Updated for 2021. If you have nonqualified stock options (NQSOs or NSOs) it is important to understand how your stock options will be taxed and what responsibilities you have to report the income. Managing equity compensation requires proper planning to avoid unwanted surprises and tax consequences. Here’s what you need to know about how non-qualified stock options are taxed.
Tax implications when exercising non-qualified stock options
There are generally no tax consequences at grant or vesting of NQSOs, but exercising incentive stock options is a taxable event. At exercise, the amount typically included in regular income is called the compensation element. This equals the current market price minus your strike price, multiplied by the number of shares you’re exercising.
Your employer should deduct a flat amount for federal tax withholding at exercise. If your state has an income tax, withholding is likely required too. The compensation element is also subject to payroll taxes.

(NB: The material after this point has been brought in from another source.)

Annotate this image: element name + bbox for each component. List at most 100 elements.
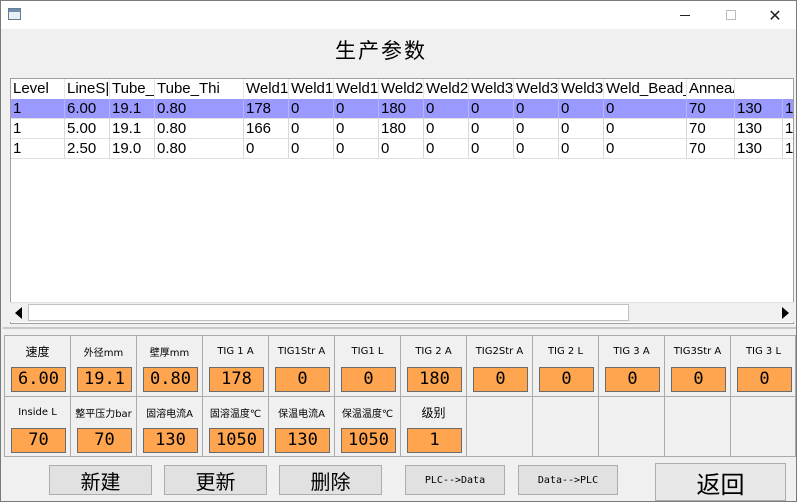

You will want to discuss your plans with your financial advisor and CPA before to exercising or selling stock options.
Tax treatment at sale
When you sell NQSOs for a gain, it will trigger short or long-term taxable capital gain depending on your holding period. If you exercise and sell the stock right away, you shouldn’t have a capital gain, only the compensation element.
Stock held for one year or less is a short-term capital gain. The tax rates on short-term capital gains are the same as ordinary income. Longer holding periods will benefit from more favorable long-term capital gains rates.
At a high level, the capital gain is based on your sale price, less your cost basis. For simplicity, you can estimate your cost basis as the market price when you exercised. Again, it’s important to work with a CPA to run the numbers for you. Estimated quarterly tax payments may be required to avoid penalties.